When A.E.C. experts hastily examined the body (reportedly after it was in the coffin) with their own instruments, they could detect no radiation. Said the A.E.C. report: Earle had never been exposed to radioactive material while working at Oak Ridge. (Other sources reported that he had left there an alcoholic--which might account for his fatal liver disorder.) Nonetheless, A.E.C. was determined to get to the bottom of the story for the sake of its workers' morale and its touchy recruitment problem. But A.E.C.'s chief medical adviser, dispatched to Fort Worth, ran into a major snag: on advice of counsel Earle's family refused to permit further examination of his body. At week's end, the Fort Worth radioactivity scare was still unresolved.*
Meanwhile, another radioactivity case came to a tragic but clear-cut end. Dorothy L. Burns, 30, last fall sued Westinghouse for $200,000, claiming that she had contracted radiation sickness in a war-job at Westinghouse's Bloomfield, NJ. plant. Her illness, marked by fibrous degeneration of both lungs and a slow wasting away, puzzled doctors. Last week Miss Burns died. Reported Medical Examiner Harrison S. Martland (who in the '20s discovered radium sickness among a group of women painting luminous watch dials): Miss Burns did not die of radiation sickness. Her illness was beryllium poisoning, caused by inhaling beryllium dust, used in the manufacture of fluorescent lamps.

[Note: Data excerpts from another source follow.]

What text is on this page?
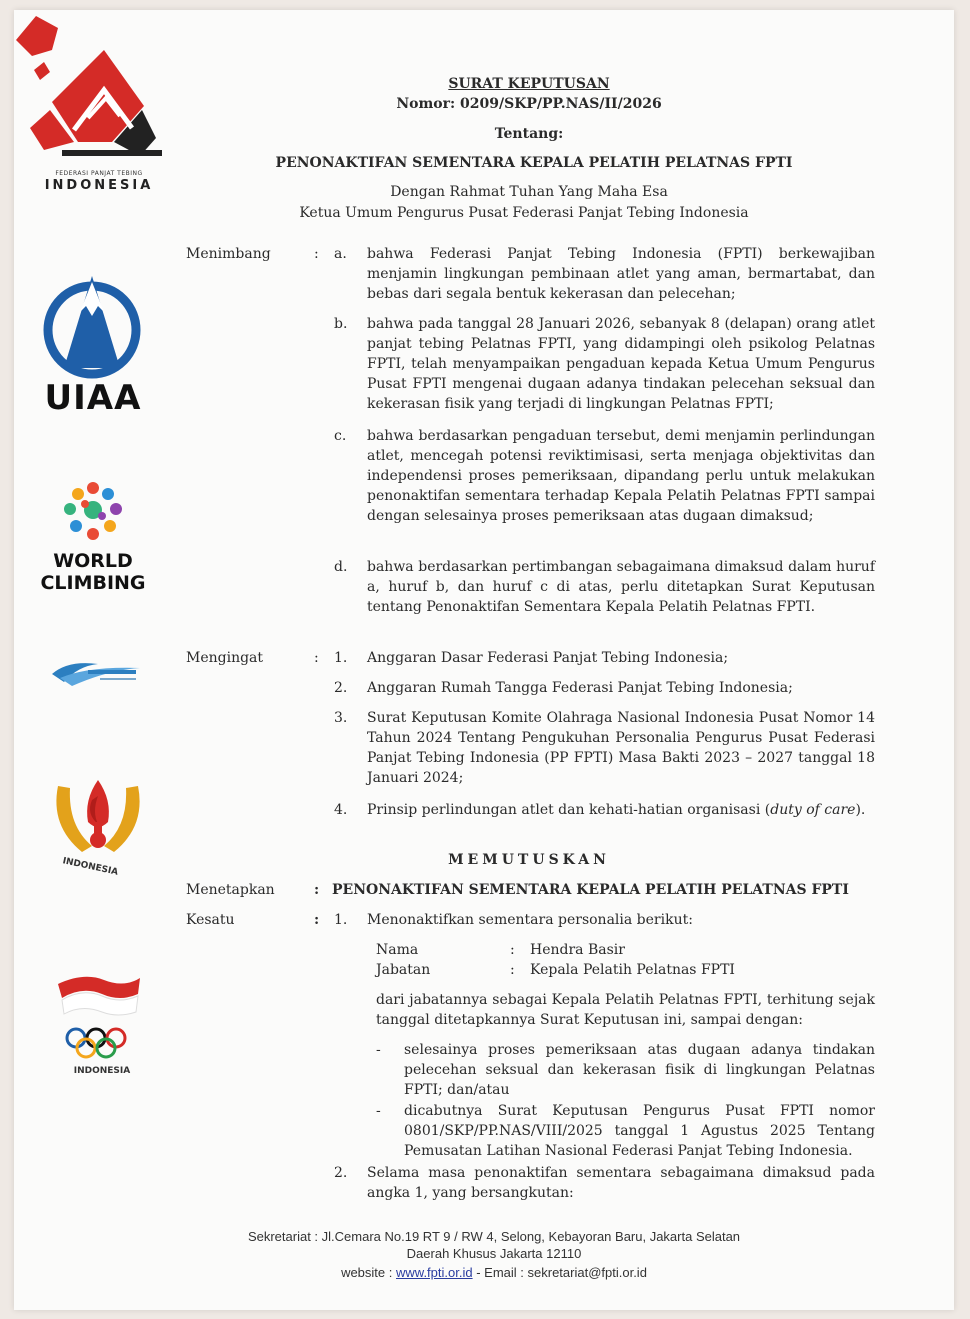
FEDERASI PANJAT TEBING
INDONESIA
UIAA
WORLD
CLIMBING
INDONESIA
INDONESIA
SURAT KEPUTUSAN
Nomor: 0209/SKP/PP.NAS/II/2026
Tentang:
PENONAKTIFAN SEMENTARA KEPALA PELATIH PELATNAS FPTI
Dengan Rahmat Tuhan Yang Maha Esa
Ketua Umum Pengurus Pusat Federasi Panjat Tebing Indonesia
Menimbang	: a. bahwa Federasi Panjat Tebing Indonesia (FPTI) berkewajiban menjamin lingkungan pembinaan atlet yang aman, bermartabat, dan bebas dari segala bentuk kekerasan dan pelecehan;
b. bahwa pada tanggal 28 Januari 2026, sebanyak 8 (delapan) orang atlet panjat tebing Pelatnas FPTI, yang didampingi oleh psikolog Pelatnas FPTI, telah menyampaikan pengaduan kepada Ketua Umum Pengurus Pusat FPTI mengenai dugaan adanya tindakan pelecehan seksual dan kekerasan fisik yang terjadi di lingkungan Pelatnas FPTI;
c. bahwa berdasarkan pengaduan tersebut, demi menjamin perlindungan atlet, mencegah potensi reviktimisasi, serta menjaga objektivitas dan independensi proses pemeriksaan, dipandang perlu untuk melakukan penonaktifan sementara terhadap Kepala Pelatih Pelatnas FPTI sampai dengan selesainya proses pemeriksaan atas dugaan dimaksud;
d. bahwa berdasarkan pertimbangan sebagaimana dimaksud dalam huruf a, huruf b, dan huruf c di atas, perlu ditetapkan Surat Keputusan tentang Penonaktifan Sementara Kepala Pelatih Pelatnas FPTI.
Mengingat	: 1. Anggaran Dasar Federasi Panjat Tebing Indonesia;
2. Anggaran Rumah Tangga Federasi Panjat Tebing Indonesia;
3. Surat Keputusan Komite Olahraga Nasional Indonesia Pusat Nomor 14 Tahun 2024 Tentang Pengukuhan Personalia Pengurus Pusat Federasi Panjat Tebing Indonesia (PP FPTI) Masa Bakti 2023 – 2027 tanggal 18 Januari 2024;
4. Prinsip perlindungan atlet dan kehati-hatian organisasi (duty of care).
MEMUTUSKAN
Menetapkan	: PENONAKTIFAN SEMENTARA KEPALA PELATIH PELATNAS FPTI
Kesatu	: 1. Menonaktifkan sementara personalia berikut:
Nama	: Hendra Basir
Jabatan	: Kepala Pelatih Pelatnas FPTI
dari jabatannya sebagai Kepala Pelatih Pelatnas FPTI, terhitung sejak tanggal ditetapkannya Surat Keputusan ini, sampai dengan:
- selesainya proses pemeriksaan atas dugaan adanya tindakan pelecehan seksual dan kekerasan fisik di lingkungan Pelatnas FPTI; dan/atau
- dicabutnya Surat Keputusan Pengurus Pusat FPTI nomor 0801/SKP/PP.NAS/VIII/2025 tanggal 1 Agustus 2025 Tentang Pemusatan Latihan Nasional Federasi Panjat Tebing Indonesia.
2. Selama masa penonaktifan sementara sebagaimana dimaksud pada angka 1, yang bersangkutan:
Sekretariat : Jl.Cemara No.19 RT 9 / RW 4, Selong, Kebayoran Baru, Jakarta Selatan
Daerah Khusus Jakarta 12110
website : www.fpti.or.id - Email : sekretariat@fpti.or.id
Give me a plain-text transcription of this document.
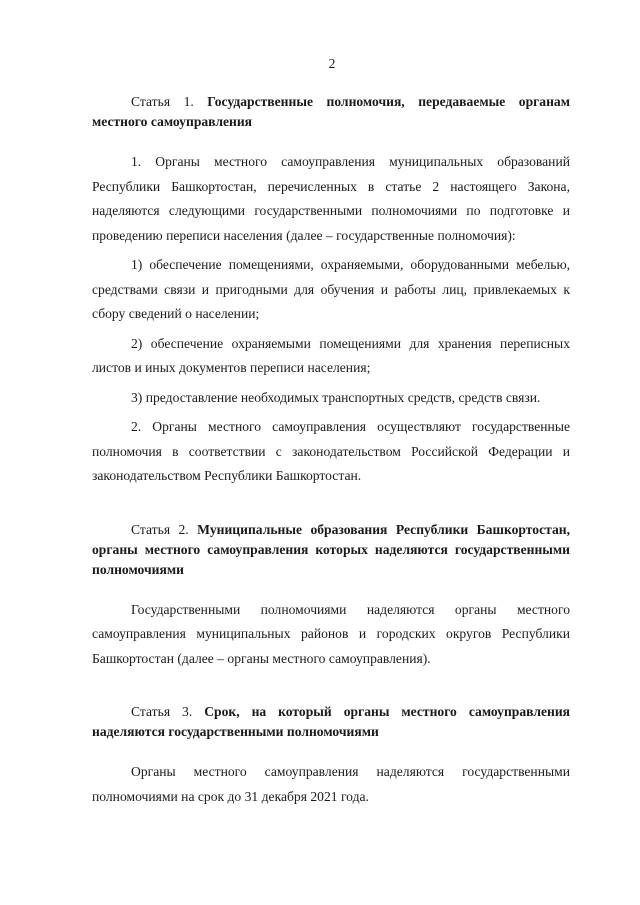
2

Статья 1. Государственные полномочия, передаваемые органам местного самоуправления

1. Органы местного самоуправления муниципальных образований Республики Башкортостан, перечисленных в статье 2 настоящего Закона, наделяются следующими государственными полномочиями по подготовке и проведению переписи населения (далее – государственные полномочия):

1) обеспечение помещениями, охраняемыми, оборудованными мебелью, средствами связи и пригодными для обучения и работы лиц, привлекаемых к сбору сведений о населении;

2) обеспечение охраняемыми помещениями для хранения переписных листов и иных документов переписи населения;

3) предоставление необходимых транспортных средств, средств связи.

2. Органы местного самоуправления осуществляют государственные полномочия в соответствии с законодательством Российской Федерации и законодательством Республики Башкортостан.

Статья 2. Муниципальные образования Республики Башкортостан, органы местного самоуправления которых наделяются государственными полномочиями

Государственными полномочиями наделяются органы местного самоуправления муниципальных районов и городских округов Республики Башкортостан (далее – органы местного самоуправления).

Статья 3. Срок, на который органы местного самоуправления наделяются государственными полномочиями

Органы местного самоуправления наделяются государственными полномочиями на срок до 31 декабря 2021 года.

*The Manhattan District and its successor, the Atomic Energy Commission, which have kept a close watch on employees, are morally certain that there have been only two deaths from radioactivity in the history of the project: those of Physicists Louis A. Slotin and Harry K. Daghlian, who died from accidental exposure to a powerful beam of neutrons and gamma rays last year (TIME, June 10, 1946).